Gestation classroom exercise
#Objective We are learning about univariate descriptive plots and statistics: the histogram, box-and-whisker plot, mean, pecentiles, standard deviation. Additionally, we emphasize that plotting is the first step to understanding your data. The distinction between descriptive/inferential statistics is something we’ve talked about - the last question is supposed to inspire some critical thinking.
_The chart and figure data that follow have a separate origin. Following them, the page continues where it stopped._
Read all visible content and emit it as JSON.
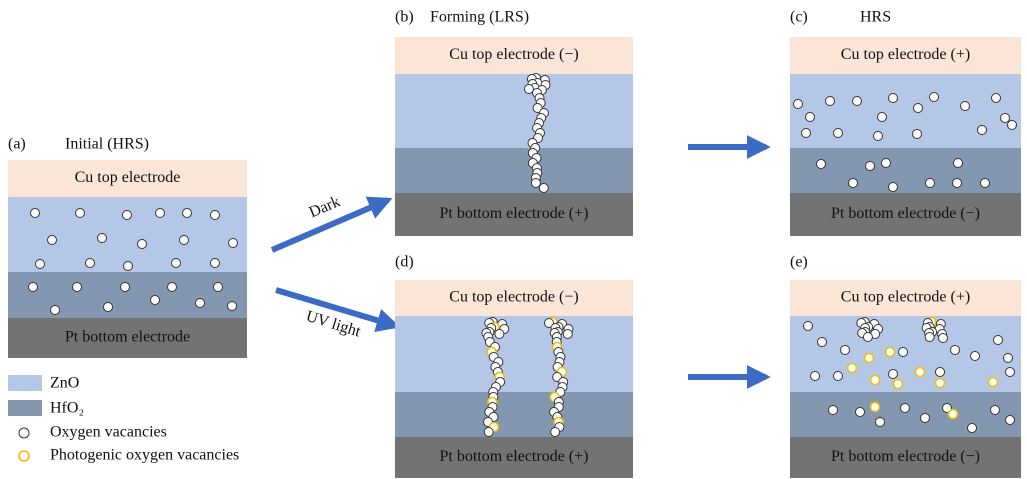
{
  "panels": [
    {
      "id": "(a)",
      "title": "Initial (HRS)",
      "top": "Cu top electrode",
      "bottom": "Pt bottom electrode"
    },
    {
      "id": "(b)",
      "title": "Forming (LRS)",
      "top": "Cu top electrode (−)",
      "bottom": "Pt bottom electrode (+)"
    },
    {
      "id": "(c)",
      "title": "HRS",
      "top": "Cu top electrode (+)",
      "bottom": "Pt bottom electrode (−)"
    },
    {
      "id": "(d)",
      "top": "Cu top electrode (−)",
      "bottom": "Pt bottom electrode (+)"
    },
    {
      "id": "(e)",
      "top": "Cu top electrode (+)",
      "bottom": "Pt bottom electrode (−)"
    }
  ],
  "arrows": [
    "Dark",
    "UV light"
  ],
  "legend": [
    "ZnO",
    "HfO₂",
    "Oxygen vacancies",
    "Photogenic oxygen vacancies"
  ]
}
#Setup I sampled 80 babies from the “Birth Weight II” data set at Deborah Nolan and Terry Speed’s Stat Labs website. For each baby, I wrote its gestation length (in days) on a cheap white poker chip. The chips were placed in one communal basket at the head of the class - each team sent a sampler and a recorder up to draw their sample. I assigned different sample sizes to each group (11, 15, or 19, to make quartiles easy).
#Exercise
Sample your data
Your group has been assigned a sample size. From the central urn, draw your sample with replacement:
- Grab one chip from the urn
- Note the gestation length written on the chip and add it to your list.
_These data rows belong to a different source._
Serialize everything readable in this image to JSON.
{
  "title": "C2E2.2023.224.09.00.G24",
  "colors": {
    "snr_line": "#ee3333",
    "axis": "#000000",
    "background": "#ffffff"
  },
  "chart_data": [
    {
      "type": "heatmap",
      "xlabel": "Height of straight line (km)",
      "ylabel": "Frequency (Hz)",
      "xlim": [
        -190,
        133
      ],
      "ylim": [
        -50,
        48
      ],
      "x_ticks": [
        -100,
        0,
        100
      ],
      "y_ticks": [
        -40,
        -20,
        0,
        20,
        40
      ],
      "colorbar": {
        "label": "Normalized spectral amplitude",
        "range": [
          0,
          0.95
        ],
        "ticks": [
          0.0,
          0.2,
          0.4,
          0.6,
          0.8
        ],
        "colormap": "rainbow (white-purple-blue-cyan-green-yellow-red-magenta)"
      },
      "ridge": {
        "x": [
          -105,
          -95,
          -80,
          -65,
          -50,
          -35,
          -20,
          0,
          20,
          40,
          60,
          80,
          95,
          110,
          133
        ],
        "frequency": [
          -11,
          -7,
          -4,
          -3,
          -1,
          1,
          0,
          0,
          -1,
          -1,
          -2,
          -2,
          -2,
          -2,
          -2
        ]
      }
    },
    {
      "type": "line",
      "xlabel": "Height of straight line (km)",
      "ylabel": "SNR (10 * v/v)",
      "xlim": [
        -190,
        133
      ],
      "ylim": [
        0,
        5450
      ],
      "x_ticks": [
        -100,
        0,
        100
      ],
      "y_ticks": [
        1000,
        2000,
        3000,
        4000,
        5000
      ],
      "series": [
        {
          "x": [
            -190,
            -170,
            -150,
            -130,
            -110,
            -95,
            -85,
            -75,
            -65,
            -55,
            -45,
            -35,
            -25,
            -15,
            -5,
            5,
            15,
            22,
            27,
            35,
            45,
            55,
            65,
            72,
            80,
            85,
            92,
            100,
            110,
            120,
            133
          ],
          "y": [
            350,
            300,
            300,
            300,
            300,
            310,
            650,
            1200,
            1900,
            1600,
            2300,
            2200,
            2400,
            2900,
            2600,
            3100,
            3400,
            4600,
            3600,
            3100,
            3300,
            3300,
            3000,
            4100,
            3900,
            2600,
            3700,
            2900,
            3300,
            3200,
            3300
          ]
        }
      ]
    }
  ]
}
- Return the chip the the urn and repeat.
Calculate summary statistics
Calculate the min, max, mean, median, first and third quartile, IQR, and standard deviation.
Plot the data
Based on your sample, make a box-and-whisker plot of gestation period. Annotate it with the statistics you calculated in the previous step. How many of the samples were within one standard deviation of the mean?
Comment
Answer each of the following in about two sentences:
- Describe one way in that your work is descriptive statistics.
- Argue for why this is actually inferential statistics, and describe the population that your sample represents.